Description
Soon after Yu Kinro (known as Yu Qianlou in the Chinese tale) became a regional governor, he suddenly sensed that something terrible had happened to his father. He left his new position in a cold sweat and returned home to find that his father was seriously ill. When the doctor told Yu Kinro that his father’s outcome could be foretold by the taste of sick man’s feces, the filial son tasted them and knew the end was near. Despite Yu Kinro’s pleas to the gods to trade his life for his father’s, his father died. Yu Kinro mourned the death of his father for three years. In another version of this story, Yu Kinro gave his father a piece of his flesh as medicine.
About the artist
Chikanobu Toyohara (also known as Chikanobu Yoshu) was a leading woodblock print artist of the Meiji Period. Born in Niigata prefecture as Naoyoshi Hashimoto, Chikanobu began his life as the son of samurai in the service of the Sakakibara clan. During the Meiji Restoration, he joined the shogitai, an elite samurai brigade in direct support of the waning Tokugawa Shogunate and fought bravely in the Battle of Ueno in 1868. Though captured in the fray, he was released unharmed. As the Shogunate fell, Chikanobu focused on a career in art.
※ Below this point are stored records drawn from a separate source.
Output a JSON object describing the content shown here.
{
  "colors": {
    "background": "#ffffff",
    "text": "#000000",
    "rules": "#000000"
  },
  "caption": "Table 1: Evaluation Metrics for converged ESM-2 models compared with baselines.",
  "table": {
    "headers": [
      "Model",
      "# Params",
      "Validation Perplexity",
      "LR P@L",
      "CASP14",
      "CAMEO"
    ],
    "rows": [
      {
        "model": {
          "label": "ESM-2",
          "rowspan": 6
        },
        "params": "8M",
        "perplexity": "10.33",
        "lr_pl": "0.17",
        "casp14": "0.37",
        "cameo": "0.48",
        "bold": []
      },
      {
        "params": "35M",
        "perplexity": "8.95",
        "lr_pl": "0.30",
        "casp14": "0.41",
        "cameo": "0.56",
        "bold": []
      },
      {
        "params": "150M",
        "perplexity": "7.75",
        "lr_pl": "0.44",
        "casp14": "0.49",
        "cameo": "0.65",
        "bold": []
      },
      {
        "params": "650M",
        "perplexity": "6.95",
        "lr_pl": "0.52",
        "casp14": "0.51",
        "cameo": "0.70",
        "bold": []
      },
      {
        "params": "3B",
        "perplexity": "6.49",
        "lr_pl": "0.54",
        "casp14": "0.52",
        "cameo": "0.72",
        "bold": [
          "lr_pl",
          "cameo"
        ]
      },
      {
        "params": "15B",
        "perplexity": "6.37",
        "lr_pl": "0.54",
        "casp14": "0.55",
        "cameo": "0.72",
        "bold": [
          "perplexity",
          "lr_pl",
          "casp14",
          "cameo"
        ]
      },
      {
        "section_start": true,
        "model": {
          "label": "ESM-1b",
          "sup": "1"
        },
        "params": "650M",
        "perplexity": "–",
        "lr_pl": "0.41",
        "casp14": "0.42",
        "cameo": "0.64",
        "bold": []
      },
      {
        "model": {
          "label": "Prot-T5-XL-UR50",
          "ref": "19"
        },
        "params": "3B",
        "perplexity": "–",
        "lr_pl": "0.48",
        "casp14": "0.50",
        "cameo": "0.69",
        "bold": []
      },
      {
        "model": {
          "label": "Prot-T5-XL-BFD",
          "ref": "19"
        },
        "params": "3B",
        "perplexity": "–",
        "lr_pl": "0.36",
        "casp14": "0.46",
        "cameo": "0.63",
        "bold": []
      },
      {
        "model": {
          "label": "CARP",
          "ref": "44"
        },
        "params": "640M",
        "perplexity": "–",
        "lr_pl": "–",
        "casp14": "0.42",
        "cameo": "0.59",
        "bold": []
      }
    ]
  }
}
Though trained in Kano school painting from an early age, Chikanobu shifted his attention to ukiyo-e around 1852. Chikanobu began his woodblock printmaking career under the tutelage of Utagawa School masters Kuniyoshi, Kunisada and Kunichika. Like many of his contemporaries, Chikanobu Toyohara worked as a newspaper illustrator as well as a print artist. By 1871, he had established himself as a leading print artist. He designed across all genres, from kabuki actors and beauties to military exploits of past and present. During the 1870s, Chikanobu captured Meiji Japan’s rapid modernization through kaika-e, or “enlightenment pictures.” Attuned to current events and public taste, he produced designs of both the 1877 Satsuma Rebellion, an ill-fated insurrection against the Meiji government, and well as the 1882 Imo Incident in Korea. Chikanobu’s reflected his changing world not only through his subject matter, but also in his materials. Incorporating the purples and reds of imported aniline dyes, he achieved an element of subtlety and sophistication rarely seen in his era. By the 1880s, a wave of national nostalgia for a Japan past prompted designs exploring traditional Japanese culture, values, and heroes. Through explorations of female beauty, Chikanobu Toyohara personified moments in Japanese history through fashion, manners and customs. In 1912, he died of stomach cancer.